Black Students Association says ‘legacy’ needs ‘correcting’
A Harvard University committee is considering a call from several student groups to rename the John Winthrop House due to its namesakes’ connections to slavery.
The undergraduate student dormitory was named after Massachusetts Bay Colony Gov. John Winthrop and his great-great grandson Professor John Winthrop, a pioneer in mathematics and astronomy in early America. Both also owned slaves, according to the “Harvard & the Legacy of Slavery” report.
Elyse Martin-Smith, political action chair of Harvard’s Black Students Association, told The College Fix in a phone interview this month that her association wants to see the house renamed because of the Winthrops’ connections to slavery.
Demands to change the name initiated last year with two other student organizations, the Generational African American Students Association and the Natives at Harvard College, The Fix reported at the time.
Martin-Smith, who lives in Winthrop House, said the Black Students Association “supports the efforts of GAASA and NaHC,” and “it was a bit dismaying that students had to put in as much effort as it did to bring this to life.”
Martin-Smith also elaborated on the significance that house membership holds for many Harvard students, saying whenever a student introduces themselves, they usually include their house. Winthrop House is one of 12 residential houses for undergrads at Harvard.
“Our houses at Harvard are a big part of peoples’ personal identification,” Martin-Smith told The Fix.
Martin-Smith said the Black Students Association would happily become involved in the renaming process and “correcting this legacy” if the university decides to remove the Winthrop name. However, she said renaming typically gets punted to donors.
A committee made up of faculty with historical expertise and experience with the House system and led by philosophy Professor Sean Kelly is considering the request to dename the Winthrop House, according to The Harvard Gazette.

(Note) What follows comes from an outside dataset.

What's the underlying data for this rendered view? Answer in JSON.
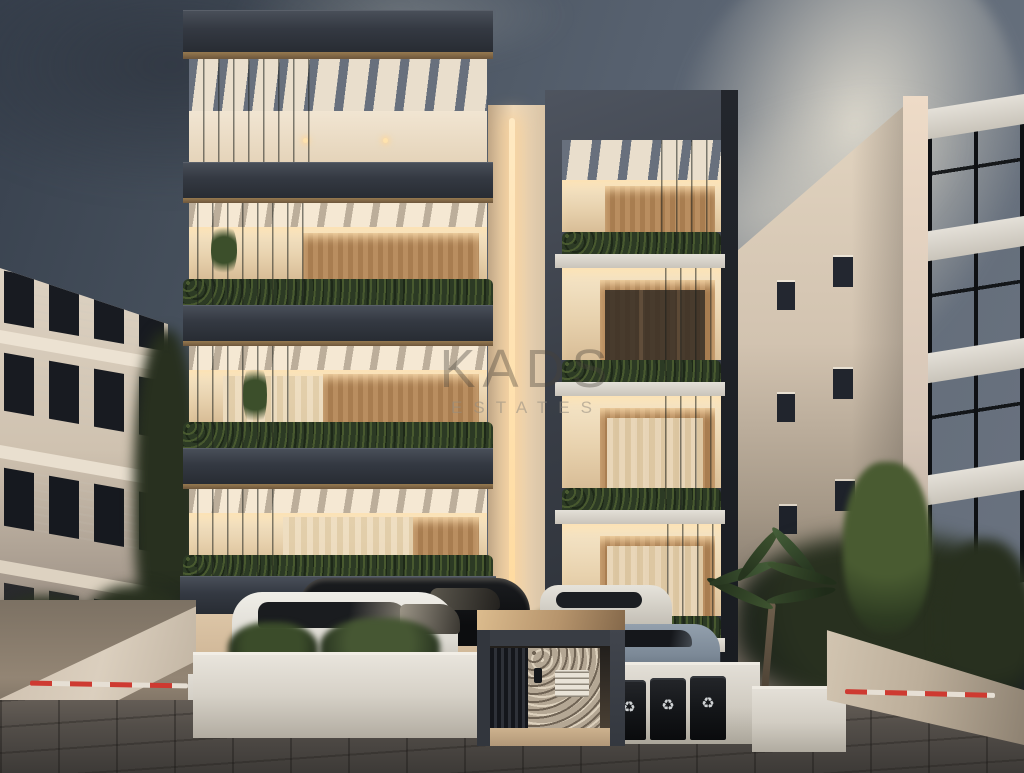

Former Harvard President Claudine Gay, Dean Hopi Hoekstra, and the Faculty of Arts and Sciences formed the committee last year in response to a student-led petition, the report states.
The Fix contacted Kelly twice in the past month to ask about the committee’s next steps and to what extent the Winthrops’ engagement in slavery would have to be for the house to be denamed, but he did not respond.
In a November interview with The Gazette, Kelly said part of the history that the committee will be reviewing is whether “Professor Winthrop played a role in either directly or indirectly advocating for slavery in the mid-1700s in Massachusetts and at Harvard.”
Kelly also told the student newspaper that the proposal has three potential outcomes: nothing changes, the name is kept but contextualized, or the house is denamed.
Professor John Winthrop was the Hollis Professor of Mathematics and Natural Philosophy at Harvard from 1739 to 1779. His ancestor Gov. John Winthrop governed the Massachusetts Bay Colony and is known for his sermon, “Dreams of a City on a Hill.”
Along with the Winthrops owning slaves, students advocating for the name removal expressed concerns about the governor’s involvement in the Pequot War.
The armed battle between the Pequot tribe and colonists “culminated with the 1638 Treaty of Hartford, which outlawed the Pequot language and name, seized tribal lands, and disbanded the surviving Pequot, who were given to the victors as spoils of war or sold into slavery,” according to ConnecticutHistory.org.
Not everyone supports the denaming proposal.
Contacted by The Fix about the proposal, Mary Grabar, historian and author of “Debunking the 1619 Project,” said she thinks the committee should keep the Winthrop name.
“It will be difficult to find any figures of historical significance who did NOT own slaves at the time,” she told The Fix via email.
Grabar said contextualizing or denaming the house, “will simply invite further ahistorical attention on what is in reality a political project: the attempt to wipe away American history and founding principles.”